Tis all a bunch of tosh I tell you !
For example a good exaggeration of a bottleneck:
qual-sli 580 with an i3 cpu.
I'd not think so, but would be willing to take a look at the stats provided.
You'd need to bench the things with the i3, then switch for an i5/i7, and if the gpu performance isn't substantially higher (not the combined scores, just the gpu scores), then yeah something's afoot.
You'll always get a better overall performance if the cpu is better, and the memory is better .. and so on.
A bottleneck I'd understand is a gfxcard, say being a genuine PCIe3.0 being shoe-horned into a PCIE2.0 and running at a limited bandwidth because of it. Generally the mobo and their interactions with components will give the biggest factor. 8x as opposed to 16x e.g.
What drives you nuts is people branding the bottleneck tag around in regards to a component directly effecting the other, and it wouldn't and maybe never would.
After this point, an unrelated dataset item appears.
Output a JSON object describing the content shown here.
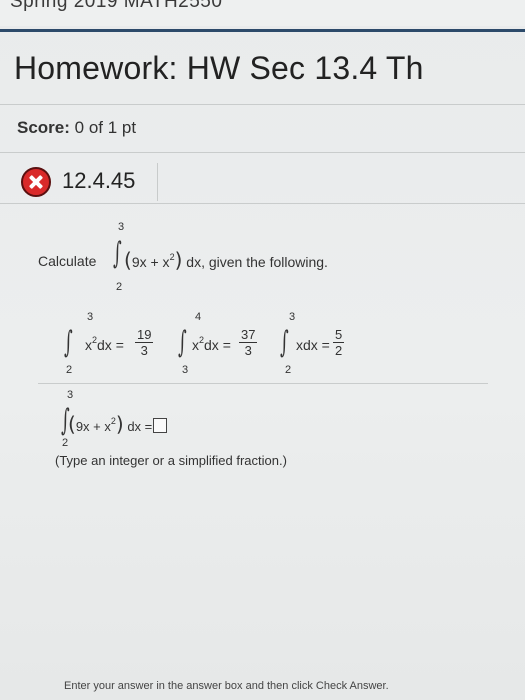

A C2D cpu may not be up to processing some of the requirements for certain newer games, but it wouldn't be because it's holding back the gpu - it's just not quick enough for the game (and windows and blah blah). Having 667 memory in instead of 800 will impact further. And if the bus speed of the mobo isn't up to anything, or the overclock is squewed in favor of clocks over bus, that can have an impact.
Not always as simple an answer as "yeah you got a cpu bottelnecking the gpu".